El dispositivo, ubicado justo cerca del centro comercial Mercat de Campanar, se coordina con el paso peatonal y el carril bici que llegan a esa intersección, de modo que peatones, ciclistas y conductores sepan cuándo pueden cruzar o continuar su marcha sin sobresaltos.
A petición de los vecinos, el Servicio Municipal de Movilidad ha instalado este semáforo para ordenar una maniobra que antes resultaba problemática: tomar la avenida Tirso de Molina desde Castielfabib, con la incorporación a la marginal izquierda del antiguo lecho del río Turia.
Para entrar en Tirso de Molina, los coches deben pasar por un paso de peatones y un carril bici, con una separación de apenas unos metros entre ellos.
La nueva regulación semafórica resuelve ese cruce de forma más ordenada y segura, y, tal como explicó el concejal de Movilidad, Jesús Carbonell, redundará en la seguridad viaria para conductores y peatones.
Además, para evitar cuellos de botella y favorecer la fluidez de la salida, se ha instalado un segundo semáforo en la misma avenida Tirso de Molina y se han coordinado las fases entre Castielfabib, Campanar y Tirso de Molina.
Este planteamiento permite que las diferentes direcciones no se crucen al mismo tiempo y que la incorporación desde Campanar sea más suave, sin obligar a frenar bruscamente a quienes ya circulan por Tirso de Molina.

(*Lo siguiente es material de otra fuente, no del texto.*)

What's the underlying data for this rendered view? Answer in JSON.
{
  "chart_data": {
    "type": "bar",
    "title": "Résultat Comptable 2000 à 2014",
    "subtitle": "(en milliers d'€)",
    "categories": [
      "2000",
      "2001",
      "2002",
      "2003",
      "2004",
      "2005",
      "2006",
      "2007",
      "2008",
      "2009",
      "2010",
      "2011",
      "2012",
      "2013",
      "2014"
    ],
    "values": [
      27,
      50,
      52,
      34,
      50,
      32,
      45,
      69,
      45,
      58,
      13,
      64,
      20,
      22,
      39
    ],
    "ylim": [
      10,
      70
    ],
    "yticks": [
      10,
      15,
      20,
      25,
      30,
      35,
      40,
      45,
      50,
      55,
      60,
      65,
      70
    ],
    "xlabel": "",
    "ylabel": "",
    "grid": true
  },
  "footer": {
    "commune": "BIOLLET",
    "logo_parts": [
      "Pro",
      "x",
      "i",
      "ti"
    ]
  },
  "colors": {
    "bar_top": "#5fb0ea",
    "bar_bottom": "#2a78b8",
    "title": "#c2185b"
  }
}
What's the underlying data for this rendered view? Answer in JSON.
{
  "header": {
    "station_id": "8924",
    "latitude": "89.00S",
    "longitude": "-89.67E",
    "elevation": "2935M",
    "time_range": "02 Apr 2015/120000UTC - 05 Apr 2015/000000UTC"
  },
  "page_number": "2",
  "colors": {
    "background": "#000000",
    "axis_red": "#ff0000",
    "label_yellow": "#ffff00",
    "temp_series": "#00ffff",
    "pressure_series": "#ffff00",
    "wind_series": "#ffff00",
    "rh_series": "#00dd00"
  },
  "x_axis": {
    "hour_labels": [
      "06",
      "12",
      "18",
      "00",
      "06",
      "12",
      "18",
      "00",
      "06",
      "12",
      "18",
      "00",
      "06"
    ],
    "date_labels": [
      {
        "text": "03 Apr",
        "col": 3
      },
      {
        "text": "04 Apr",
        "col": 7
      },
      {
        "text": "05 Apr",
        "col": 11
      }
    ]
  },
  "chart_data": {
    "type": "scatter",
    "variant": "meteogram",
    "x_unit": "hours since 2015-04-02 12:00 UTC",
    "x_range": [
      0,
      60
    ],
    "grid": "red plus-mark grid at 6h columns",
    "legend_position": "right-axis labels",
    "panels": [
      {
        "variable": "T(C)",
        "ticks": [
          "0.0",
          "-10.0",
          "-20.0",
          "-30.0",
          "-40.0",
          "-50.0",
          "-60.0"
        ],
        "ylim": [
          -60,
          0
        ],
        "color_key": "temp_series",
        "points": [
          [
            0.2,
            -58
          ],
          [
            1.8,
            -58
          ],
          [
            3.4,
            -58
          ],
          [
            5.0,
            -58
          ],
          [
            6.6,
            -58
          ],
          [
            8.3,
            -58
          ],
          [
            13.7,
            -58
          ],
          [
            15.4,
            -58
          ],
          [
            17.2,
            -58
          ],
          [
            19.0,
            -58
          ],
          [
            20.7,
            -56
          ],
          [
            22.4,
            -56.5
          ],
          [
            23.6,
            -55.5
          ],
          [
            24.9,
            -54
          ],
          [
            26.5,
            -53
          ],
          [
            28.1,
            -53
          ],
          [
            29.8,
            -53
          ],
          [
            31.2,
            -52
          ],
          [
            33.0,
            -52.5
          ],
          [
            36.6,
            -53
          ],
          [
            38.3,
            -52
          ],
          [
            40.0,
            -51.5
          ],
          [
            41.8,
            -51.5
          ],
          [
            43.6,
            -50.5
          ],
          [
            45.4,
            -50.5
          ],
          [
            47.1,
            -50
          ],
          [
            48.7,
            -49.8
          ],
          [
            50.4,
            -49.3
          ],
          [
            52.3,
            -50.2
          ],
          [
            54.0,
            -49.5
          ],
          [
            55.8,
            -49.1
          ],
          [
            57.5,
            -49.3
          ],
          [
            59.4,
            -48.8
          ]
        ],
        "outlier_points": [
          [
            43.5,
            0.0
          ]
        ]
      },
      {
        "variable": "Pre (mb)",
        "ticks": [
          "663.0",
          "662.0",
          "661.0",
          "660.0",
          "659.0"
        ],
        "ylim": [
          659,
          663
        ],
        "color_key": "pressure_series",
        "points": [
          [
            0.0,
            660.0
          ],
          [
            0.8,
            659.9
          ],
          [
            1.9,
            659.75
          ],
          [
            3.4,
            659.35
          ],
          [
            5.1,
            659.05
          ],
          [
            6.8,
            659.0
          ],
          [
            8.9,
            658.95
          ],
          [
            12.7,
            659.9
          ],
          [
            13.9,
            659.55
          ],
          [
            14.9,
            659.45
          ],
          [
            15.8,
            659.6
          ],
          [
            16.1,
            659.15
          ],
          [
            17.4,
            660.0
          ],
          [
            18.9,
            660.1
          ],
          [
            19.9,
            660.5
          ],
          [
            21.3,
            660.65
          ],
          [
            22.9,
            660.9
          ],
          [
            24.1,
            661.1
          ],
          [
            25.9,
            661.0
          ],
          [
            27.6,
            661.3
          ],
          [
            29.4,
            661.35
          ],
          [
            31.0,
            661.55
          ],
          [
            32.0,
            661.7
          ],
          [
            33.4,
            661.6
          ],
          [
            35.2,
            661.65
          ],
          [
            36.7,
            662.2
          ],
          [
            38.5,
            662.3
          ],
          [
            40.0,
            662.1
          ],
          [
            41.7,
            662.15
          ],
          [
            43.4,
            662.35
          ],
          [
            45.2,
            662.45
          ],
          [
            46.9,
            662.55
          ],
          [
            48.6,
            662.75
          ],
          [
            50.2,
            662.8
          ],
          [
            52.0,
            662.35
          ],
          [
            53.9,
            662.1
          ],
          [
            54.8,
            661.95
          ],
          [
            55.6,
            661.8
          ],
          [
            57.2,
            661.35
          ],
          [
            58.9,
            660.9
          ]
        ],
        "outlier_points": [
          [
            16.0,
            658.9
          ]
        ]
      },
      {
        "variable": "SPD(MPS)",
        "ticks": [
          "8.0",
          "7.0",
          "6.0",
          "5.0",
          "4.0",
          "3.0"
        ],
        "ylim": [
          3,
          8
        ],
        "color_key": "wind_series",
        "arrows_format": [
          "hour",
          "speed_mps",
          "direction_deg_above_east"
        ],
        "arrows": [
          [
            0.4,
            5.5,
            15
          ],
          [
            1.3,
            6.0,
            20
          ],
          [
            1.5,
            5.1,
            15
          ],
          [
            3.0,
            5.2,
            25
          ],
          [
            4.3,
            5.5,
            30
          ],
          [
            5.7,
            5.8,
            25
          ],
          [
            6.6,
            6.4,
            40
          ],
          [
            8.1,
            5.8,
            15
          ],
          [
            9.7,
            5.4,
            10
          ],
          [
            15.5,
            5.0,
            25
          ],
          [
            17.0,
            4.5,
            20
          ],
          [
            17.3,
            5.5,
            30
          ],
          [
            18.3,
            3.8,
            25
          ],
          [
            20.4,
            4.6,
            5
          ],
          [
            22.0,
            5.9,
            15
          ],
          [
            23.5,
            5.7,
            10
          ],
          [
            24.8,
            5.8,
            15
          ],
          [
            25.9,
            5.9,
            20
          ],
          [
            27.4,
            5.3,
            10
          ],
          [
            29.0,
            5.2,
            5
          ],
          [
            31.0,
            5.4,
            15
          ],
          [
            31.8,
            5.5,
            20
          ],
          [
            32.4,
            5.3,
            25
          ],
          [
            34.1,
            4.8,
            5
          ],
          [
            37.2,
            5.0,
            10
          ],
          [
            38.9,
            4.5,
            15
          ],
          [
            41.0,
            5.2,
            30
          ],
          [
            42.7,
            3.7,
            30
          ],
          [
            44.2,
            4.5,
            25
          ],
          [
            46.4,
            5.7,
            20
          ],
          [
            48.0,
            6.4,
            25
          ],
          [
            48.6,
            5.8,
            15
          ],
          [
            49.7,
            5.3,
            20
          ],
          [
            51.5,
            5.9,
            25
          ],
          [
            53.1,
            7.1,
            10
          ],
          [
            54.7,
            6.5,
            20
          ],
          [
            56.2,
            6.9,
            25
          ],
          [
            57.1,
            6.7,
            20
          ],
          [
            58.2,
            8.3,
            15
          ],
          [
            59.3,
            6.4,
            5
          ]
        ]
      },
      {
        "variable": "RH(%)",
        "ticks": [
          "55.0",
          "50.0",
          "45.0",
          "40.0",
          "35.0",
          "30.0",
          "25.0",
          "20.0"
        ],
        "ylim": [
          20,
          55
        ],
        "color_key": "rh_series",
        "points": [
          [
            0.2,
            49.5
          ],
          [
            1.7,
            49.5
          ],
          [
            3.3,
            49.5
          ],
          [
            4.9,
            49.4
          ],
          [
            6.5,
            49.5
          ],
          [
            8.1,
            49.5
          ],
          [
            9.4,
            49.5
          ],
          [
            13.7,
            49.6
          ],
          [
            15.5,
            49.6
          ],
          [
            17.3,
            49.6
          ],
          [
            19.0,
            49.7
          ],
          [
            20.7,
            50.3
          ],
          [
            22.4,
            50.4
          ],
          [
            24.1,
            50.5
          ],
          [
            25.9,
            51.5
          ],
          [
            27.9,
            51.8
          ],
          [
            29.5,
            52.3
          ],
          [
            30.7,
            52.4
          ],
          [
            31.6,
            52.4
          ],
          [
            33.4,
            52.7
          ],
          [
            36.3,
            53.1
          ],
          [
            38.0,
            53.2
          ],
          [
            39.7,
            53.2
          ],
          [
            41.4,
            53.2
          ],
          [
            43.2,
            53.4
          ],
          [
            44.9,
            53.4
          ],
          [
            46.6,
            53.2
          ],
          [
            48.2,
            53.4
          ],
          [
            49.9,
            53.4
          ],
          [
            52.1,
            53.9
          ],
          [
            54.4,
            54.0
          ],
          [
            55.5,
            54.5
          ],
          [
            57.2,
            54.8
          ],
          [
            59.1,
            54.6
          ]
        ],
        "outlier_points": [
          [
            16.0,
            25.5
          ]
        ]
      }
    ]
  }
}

La intervención, que se enmarca en la apuesta por una ciudad más ordenada y segura, llega en un momento en que el barrio de Campanar ha crecido considerablemente y la movilidad se ha convertido en un tema central para los vecinos.
El nuevo semáforo no solo responde a una necesidad práctica sino que forma parte de una agenda urbana que quiere facilitar accesos a servicios, comercios y equipamientos sin perder de vista la seguridad de peatones y ciclistas.
Hay que recordar que la normativa de movilidad en Valencia ha ido evolucionando desde mediados del siglo XX, cuando la ciudad reorganizó su eje urbano tras la histórica inundación de 1957 y la posterior demolición y reconstrucción de infraestructuras.
El desvío del río Turia y la creación de lo que hoy conocemos como los Jardines del Turia supuso una transformación profunda de la ciudad: más allá de la belleza de sus parques, esa remodelación abrió nuevos nudos de comunicación y reforzó la necesidad de ordenar cruces complejos como el de Castielfabib y Tirso de Molina.
En este contexto, contar con semáforos que coordinen peatones, ciclistas y vehículos no es una ocurrencia aislada, sino una pieza de un mosaico mayor orientado a una movilidad más segura, más eficiente y menos costosa para la convivencia diaria.
El concejal Carbonell subrayó que esta inversión no se limita a una mera instalación estética, sino que obedece a criterios de seguridad y de salud viaria, buscando reducir el riesgo de atropellos y de incidentes en la intersección.
Los vecinos del Campanar celebran la medida como un paso práctico para una vida urbana más ordenada y previsible, especialmente para las familias que se desplazan a pie con niños y para los conductores que usan la avenida para ir al centro o a zonas comerciales cercanas.